Obviously, publishing previously private information on a public blockchain changes the nature of the information when it makes the information public to the network. Probably the best example of this is cryptocurrency transactions. While it’s generally difficult to connect a transaction to a particular individual, the public blockchain for a cryptocurrency is a huge, publicly available collection of information that is open to anyone who wants to participate. This makes it difficult, if not impossible, to claim trade secret protection because publication of information on a public leger such as blockchain negates any claim that the information is secret.

Because of this there are limits to the degree to which anyone can claim ownership and — as a result — the right to control data on a public blockchain — there are still some issues that a user and SaaS vendor in this situation should discuss:

  • Particularly in light of the GDPR, California’s Consumer Privacy Act and other similar laws, does the data contain any personally identifying information? If so, who is responsible under those laws for protecting it?
  • What happens if there’s a data breach?
  • Who owns the data that is altered/aggregated by the SaaS platform? How about the output from the SaaS platform?
  • What can the SaaS vendor do (or not do) with the data it receives? Can the owner of the data license its use by the vendor?

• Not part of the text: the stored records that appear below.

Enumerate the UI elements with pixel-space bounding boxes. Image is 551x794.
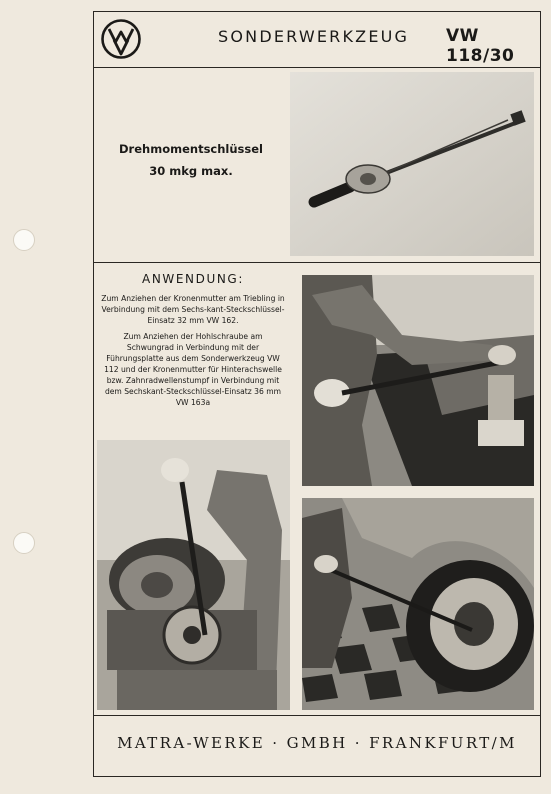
footer-company: MATRA-WERKE · GMBH · FRANKFURT/M: [117, 734, 517, 752]
usage-paragraph-1: Zum Anziehen der Kronenmutter am Triebling in Verbindung mit dem Sechs-kant-Steckschlüssel-Einsatz 32 mm VW 162.: [101, 294, 285, 325]
punch-hole-bottom: [13, 532, 35, 554]
photo-torque-wrench: [290, 72, 534, 256]
tool-spec: 30 mkg max.: [149, 164, 233, 178]
tool-name: Drehmomentschlüssel: [119, 142, 263, 156]
usage-text: [101, 293, 285, 413]
punch-hole-top: [13, 229, 35, 251]
photo-wheel-hub: [302, 498, 534, 710]
tool-code: VW 118/30: [446, 26, 515, 66]
photo-pinion-nut: [302, 275, 534, 486]
vw-logo: [101, 19, 141, 59]
photo-flywheel: [97, 440, 290, 710]
usage-heading: ANWENDUNG:: [142, 272, 244, 286]
divider-footer: [93, 715, 541, 716]
divider-tool: [93, 262, 541, 263]
divider-header: [93, 67, 541, 68]
tool-name-block: [100, 138, 282, 182]
usage-paragraph-2: Zum Anziehen der Hohlschraube am Schwungrad in Verbindung mit der Führungsplatte aus dem Sonderwerkzeug VW 112 und der Kronenmutter für Hinterachswelle bzw. Zahnradwellenstumpf in Verbindung mit dem Sechskant-Steckschlüssel-Einsatz 36 mm VW 163a: [104, 332, 282, 407]
header-title: SONDERWERKZEUG: [218, 27, 410, 46]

Restrictive Covenants and Social Media

Restrictive covenants — the general term for non-solicitation and non-competition agreements — are supposed to protect a business when an employee leaves. But how do these work with platforms like LinkedIn, Facebook, and Instagram that have lengthened the reach of networking, blurred the line between business and personal communications, and made it possible for individuals to update their entire social circle on life events in an instant? In this landscape, what activities are a violation of an employee’s restrictive covenant? Does a former employee “friending” a former client on Facebook count as solicitation or competition? What about that employee “friending” a current employee at your company? What should you tell new hires to avoid a lawsuit or a nasty letter from their former employers?

In the past few years, there have been a handful of cases dealing with the implication of social media in this area but, as usual, technology is developing more quickly than the law. The bottom line from these cases is this: direct messages can cause legal issues, but status updates, profile posts and even blog posts are unlikely to cause legal problems. In other words, a new employee’s announcement that he or she has made a career change should not pose a problem. However, if that person directly targets specific people, the risk is much greater.

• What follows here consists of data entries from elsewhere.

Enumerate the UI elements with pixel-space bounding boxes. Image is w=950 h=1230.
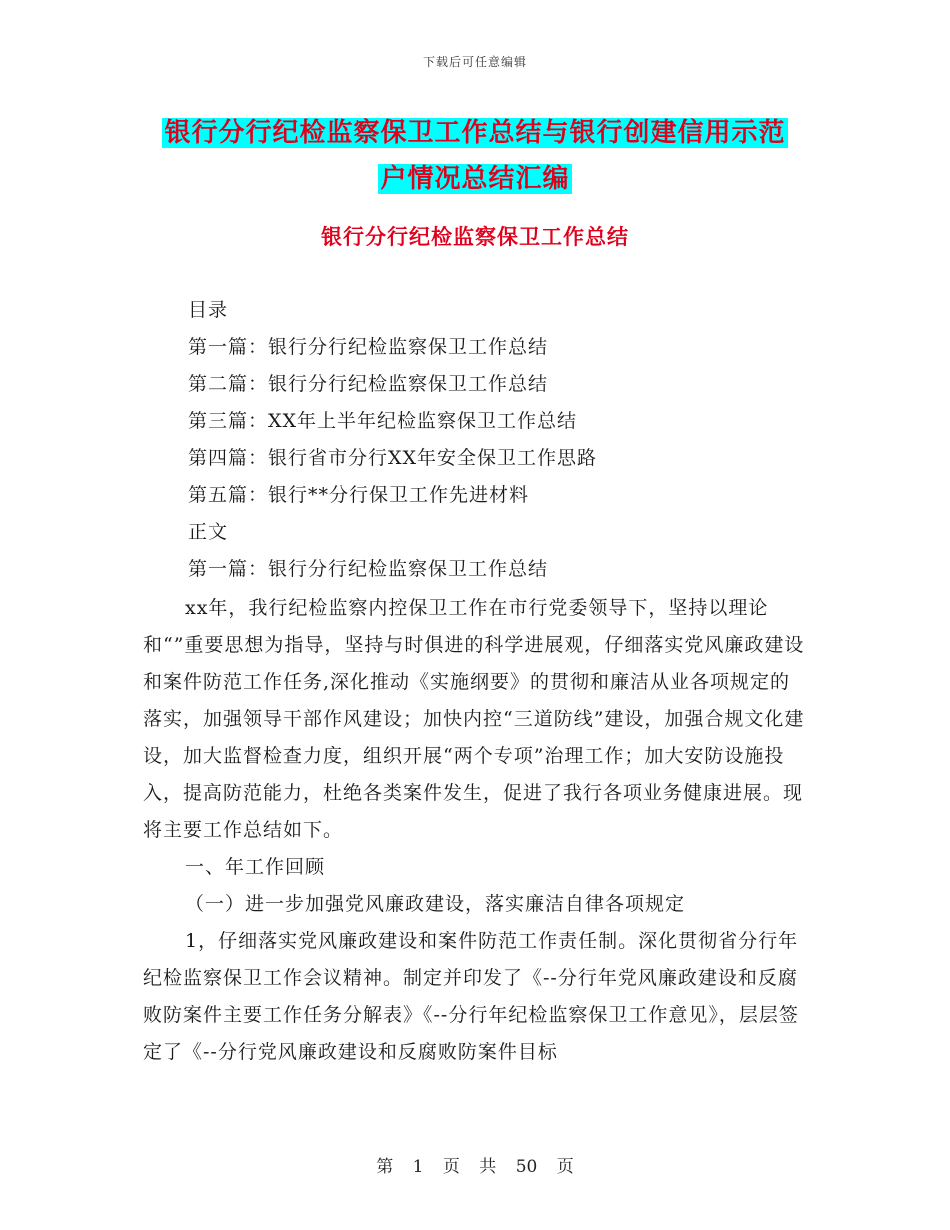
toc-item: 第五篇：银行**分行保卫工作先进材料 — [188, 484, 530, 506]
page-footer — [0, 1152, 950, 1177]
toc-heading: 目录 — [188, 299, 229, 321]
body-heading: 正文 — [188, 521, 229, 543]
footer-page-number: 1 — [412, 1157, 424, 1177]
first-section-heading: 第一篇：银行分行纪检监察保卫工作总结 — [188, 558, 549, 580]
toc-item: 第四篇：银行省市分行XX年安全保卫工作思路 — [188, 447, 598, 469]
section-heading: 一、年工作回顾 — [185, 856, 326, 878]
toc-item: 第三篇：XX年上半年纪检监察保卫工作总结 — [188, 410, 578, 432]
footer-page-label: 第 — [376, 1157, 394, 1177]
document-title-line1: 银行分行纪检监察保卫工作总结与银行创建信用示范 — [164, 118, 786, 148]
table-of-contents — [188, 292, 597, 588]
toc-item: 第二篇：银行分行纪检监察保卫工作总结 — [188, 373, 549, 395]
section-title: 银行分行纪检监察保卫工作总结 — [321, 225, 629, 249]
body-text — [143, 590, 808, 1071]
toc-item: 第一篇：银行分行纪检监察保卫工作总结 — [188, 336, 549, 358]
footer-page-unit: 页 — [442, 1157, 460, 1177]
document-title — [140, 110, 810, 202]
document-title-line2: 户情况总结汇编 — [380, 164, 570, 194]
header-note: 下载后可任意编辑 — [422, 55, 527, 69]
subsection-heading: （一）进一步加强党风廉政建设，落实廉洁自律各项规定 — [185, 893, 686, 915]
footer-total-label: 共 — [479, 1157, 497, 1177]
paragraph: 1，仔细落实党风廉政建设和案件防范工作责任制。深化贯彻省分行年纪检监察保卫工作会议精神。制定并印发了《--分行年党风廉政建设和反腐败防案件主要工作任务分解表》《--分行年纪检监察保卫工作意见》，层层签定了《--分行党风廉政建设和反腐败防案件目标 — [143, 930, 799, 1063]
footer-total-unit: 页 — [556, 1157, 574, 1177]
paragraph: xx年，我行纪检监察内控保卫工作在市行党委领导下，坚持以理论和“”重要思想为指导，坚持与时俱进的科学进展观，仔细落实党风廉政建设和案件防范工作任务,深化推动《实施纲要》的贯彻和廉洁从业各项规定的落实，加强领导干部作风建设；加快内控“三道防线”建设，加强合规文化建设，加大监督检查力度，组织开展“两个专项”治理工作；加大安防设施投入，提高防范能力，杜绝各类案件发生，促进了我行各项业务健康进展。现将主要工作总结如下。 — [143, 597, 805, 841]
footer-total-pages: 50 — [515, 1157, 538, 1177]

This makes sense. If an employee called former clients to let them know he or she had started a new company, this would likely be a violation of a restrictive covenant. Likewise, it would be a violation for an employee to direct message a former coworker a job posting at their new company. But an employee posting a job on his or her LinkedIn profile, where a former coworker may — or may not — see it is unlikely to cause problems.

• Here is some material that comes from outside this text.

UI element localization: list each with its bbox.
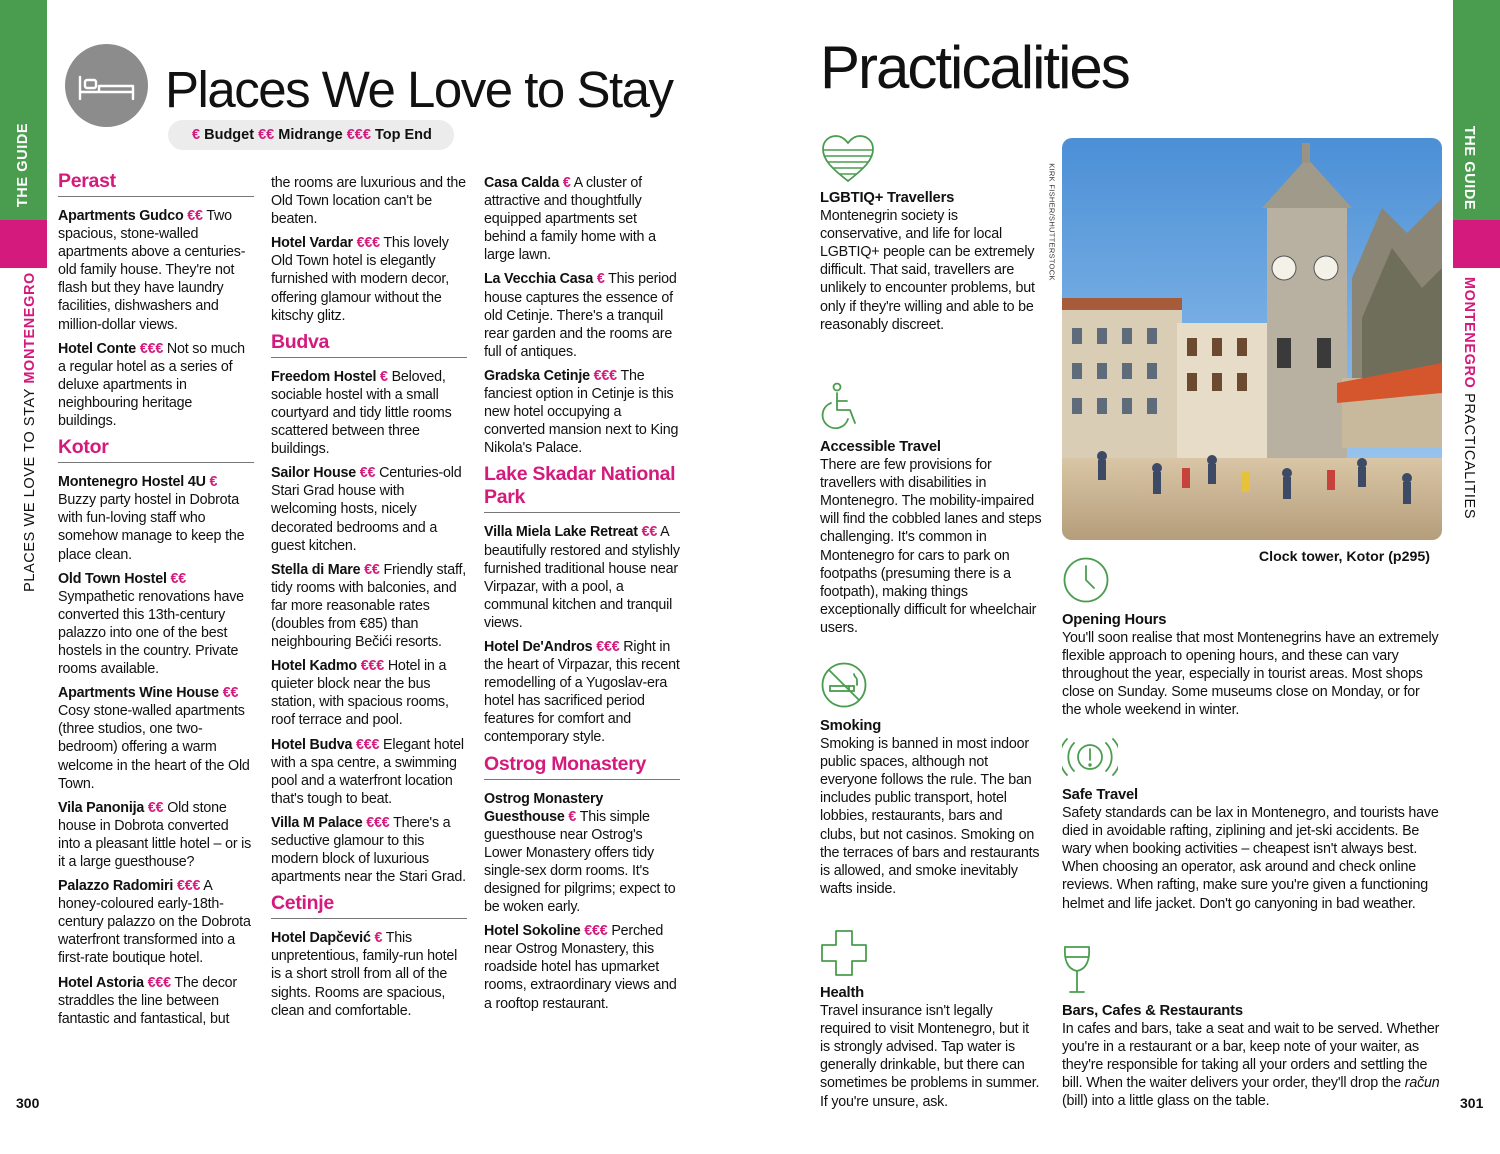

Though targeted to a specific person, friend or connection requests follow the same principle. As long as the accompanying message doesn’t specifically solicit that person to take action beyond accepting the request to connect, it should not create problems. The recipient can choose whether to accept and develop the relationship further. In short, connections to former clients and coworkers through generally available information like the kind found in a LinkedIn profile are hard to limit.

So, how can you protect your business? If you have employees sign restrictive covenants, it’s a good practice to remind them of their obligations in an exit interview and to remind them that these agreements extend to what they do and say on social media. When hiring new employees, be sure to review their agreements with former employers and instruct them that social media updates should be limited to a general announcement of their new position and avoid any commentary about their former employer.  

Obviously, because the law is developing and situations can vary a lot, it is a good idea to also speak to a lawyer.